第112話
最後に来たのは冒険者ギルドのグランドマスター。冒険者ギルドのトップだ。
彼は31才とダルシメンの首長よりかは年を食ってるが、他と比べるとなかなか若い。
「私はリード。君のことはジェノルムからよく聞いてるよ。かしこまらずに普段通り楽に話そう」
「…………そういう事なら。エスリメはどうだ?」
「最っ高!飯はうまいし、文化も沢山。風景も故郷を思い出すよ」
「それは良かった………………ん?」
俺は慌ててリードを鑑定し直すが、やはり特に変わったことは書かれていない。
孔明のことがあるから勇者かもと思ったが、それも違う。
「こ、故郷の名前は?」
「日本。君や孔明と同じだと思うけど?」
「……勇者じゃないようだが?」
「あー、相手の素性を探る能力でもあるのかな?それじゃあ分からない。だめだよ。私は転生者だからね。正体も明かしたし、そんなに警戒しないでくれたまえ」
異世界召喚があるんだから異世界転生もあるのか?
なんにせよ、なんだかんだで分からなかった謎が解けた。
相手の出身地や住所、家族構成やエスリメに来た目的なら分かるが、生まれる前までは流石の鑑定様でも分からないからな。
「孔明はともかくどうして俺も日本人だと思った?」
「名前見たら分かるよ」
そうだったー。こんなことなら偽名でも使えばよかった。
「ジェノルムが携帯みたいなもの使ってた時からおかしいとは思ってたけどね」
「…………何が目的だ?」
「君の目なら分かるんじゃないのかい?」
リードのエスリメに来た目的は文化を思う存分体験する。
「漫画、音楽、小説、ゲームってところか」
「フッ、大正解」
くっそ!腹立つなこいつ。
思わせぶりなこと言っといてただ遊びに来ただけかよ!
「私が死んだ後の地球の発展はめざましいと他の転生者から聞いているよ。

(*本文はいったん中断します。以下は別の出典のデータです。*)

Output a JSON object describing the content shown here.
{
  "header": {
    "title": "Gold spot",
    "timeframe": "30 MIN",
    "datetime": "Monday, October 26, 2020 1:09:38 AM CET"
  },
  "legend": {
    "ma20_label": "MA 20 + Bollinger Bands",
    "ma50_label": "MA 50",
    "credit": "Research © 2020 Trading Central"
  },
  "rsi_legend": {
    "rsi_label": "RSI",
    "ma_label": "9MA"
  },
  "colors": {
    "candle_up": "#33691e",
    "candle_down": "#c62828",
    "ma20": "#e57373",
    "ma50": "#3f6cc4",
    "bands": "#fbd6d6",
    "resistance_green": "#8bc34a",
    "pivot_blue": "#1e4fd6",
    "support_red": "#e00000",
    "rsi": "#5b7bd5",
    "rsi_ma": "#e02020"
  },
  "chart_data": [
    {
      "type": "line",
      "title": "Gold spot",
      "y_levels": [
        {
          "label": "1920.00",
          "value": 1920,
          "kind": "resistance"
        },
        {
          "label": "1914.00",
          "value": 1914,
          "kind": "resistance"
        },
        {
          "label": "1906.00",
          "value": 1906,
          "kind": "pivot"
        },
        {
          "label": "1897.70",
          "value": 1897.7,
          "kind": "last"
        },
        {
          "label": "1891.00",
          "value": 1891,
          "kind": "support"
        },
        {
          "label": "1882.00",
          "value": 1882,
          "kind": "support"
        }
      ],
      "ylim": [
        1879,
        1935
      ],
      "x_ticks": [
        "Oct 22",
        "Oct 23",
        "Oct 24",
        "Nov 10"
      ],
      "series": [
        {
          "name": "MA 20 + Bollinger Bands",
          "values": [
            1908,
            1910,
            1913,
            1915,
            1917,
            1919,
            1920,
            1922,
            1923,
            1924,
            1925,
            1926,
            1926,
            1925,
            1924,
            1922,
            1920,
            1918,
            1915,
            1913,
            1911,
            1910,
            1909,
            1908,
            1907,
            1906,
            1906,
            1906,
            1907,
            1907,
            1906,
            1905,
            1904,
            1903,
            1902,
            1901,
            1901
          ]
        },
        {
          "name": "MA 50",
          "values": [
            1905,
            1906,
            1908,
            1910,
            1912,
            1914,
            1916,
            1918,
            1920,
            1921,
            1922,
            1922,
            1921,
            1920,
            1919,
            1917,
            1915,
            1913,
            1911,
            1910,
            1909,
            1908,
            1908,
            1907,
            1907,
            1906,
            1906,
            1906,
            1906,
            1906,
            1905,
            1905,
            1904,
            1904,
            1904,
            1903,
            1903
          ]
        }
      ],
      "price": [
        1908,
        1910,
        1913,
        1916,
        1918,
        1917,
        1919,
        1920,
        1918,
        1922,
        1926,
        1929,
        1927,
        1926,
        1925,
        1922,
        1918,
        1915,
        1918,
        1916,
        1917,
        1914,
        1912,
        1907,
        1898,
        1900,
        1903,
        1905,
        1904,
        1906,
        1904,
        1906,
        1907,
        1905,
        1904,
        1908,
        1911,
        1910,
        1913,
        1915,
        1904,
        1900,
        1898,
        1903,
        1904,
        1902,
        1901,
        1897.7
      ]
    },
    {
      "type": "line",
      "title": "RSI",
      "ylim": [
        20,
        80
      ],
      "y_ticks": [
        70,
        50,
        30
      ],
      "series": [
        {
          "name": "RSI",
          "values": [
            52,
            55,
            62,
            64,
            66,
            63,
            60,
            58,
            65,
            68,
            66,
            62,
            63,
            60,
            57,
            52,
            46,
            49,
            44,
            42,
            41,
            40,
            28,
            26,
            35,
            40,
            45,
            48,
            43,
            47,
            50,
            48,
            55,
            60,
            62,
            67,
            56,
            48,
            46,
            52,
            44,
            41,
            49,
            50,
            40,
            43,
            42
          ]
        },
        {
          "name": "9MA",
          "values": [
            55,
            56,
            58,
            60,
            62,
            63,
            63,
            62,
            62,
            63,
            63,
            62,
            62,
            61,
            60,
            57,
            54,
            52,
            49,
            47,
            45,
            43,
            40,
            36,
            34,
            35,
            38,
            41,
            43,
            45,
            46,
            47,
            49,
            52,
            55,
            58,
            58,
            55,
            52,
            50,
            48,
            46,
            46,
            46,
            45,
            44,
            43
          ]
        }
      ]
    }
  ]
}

一度は諦めたものが手の届くところにある!この気持ちが君には分かるか?」
うーん分からなくもない。
俺は召喚後、数十分でショップにマンガを見つけただけでかなり安堵したのだ。
31年待ったリードの気持ちはそれ以上だろう。
「てゆーか、俺に言わなくても普通に店で売ってるぞ?」
「え?売ってるのかい?図書館に行ってマンガが無かったから、てっきりダンジョンマスター居住区の大図書館にしかないのかと思ってたよ」
まあそっちにもあるんだけどな。
てかもう図書館行ってたのかよ。
「ならば今すぐにでも大人買いしよう。うん。フッフッフ、今まで生活費以外で消費せずたまりに溜まった金を使うときが来た!」
「週刊誌はどうするんだ?まさか毎週ここに来るってわけにもいかないだろ?」
早速パーティーを抜け出そうとしてギルドマスターの一人に羽交い締めされたリードが、俺の言葉に反応してばっ!と振り返ってきた。
「…………あ、新しいのもあるのかい?」
「俺が居なくならない限りずっと入荷し続けるぞ」
週刊誌だけでは無く月刊誌も俺は毎回読んでる。
「…………………………私は、この国に住むぞー!」
「グランドマスター正気ですか⁉本部をここに移すということですか⁉そんな急な……」
「うるさい!私はグランドマスターだ!私が冒険者ギルドの法だー!」
ギルドマスターたちの静止を振り切り、リードのエスリメ移住は決定した。
最後の辺りは駄々こねる子供みたいだった。
更にリードはエスリメが危機に陥った際は冒険者ギルドが総力を挙げて支援するとまで言ってくれた。
もう我が国に怖い物はなくなった。
こういったこと以外は事件らしいこともなくパーティーは無事終わった。
子供や婦人方が、甘味に群がってたからケーキ屋や駄菓子屋の在庫を増やしておこう。チースも忙しくなるぞ。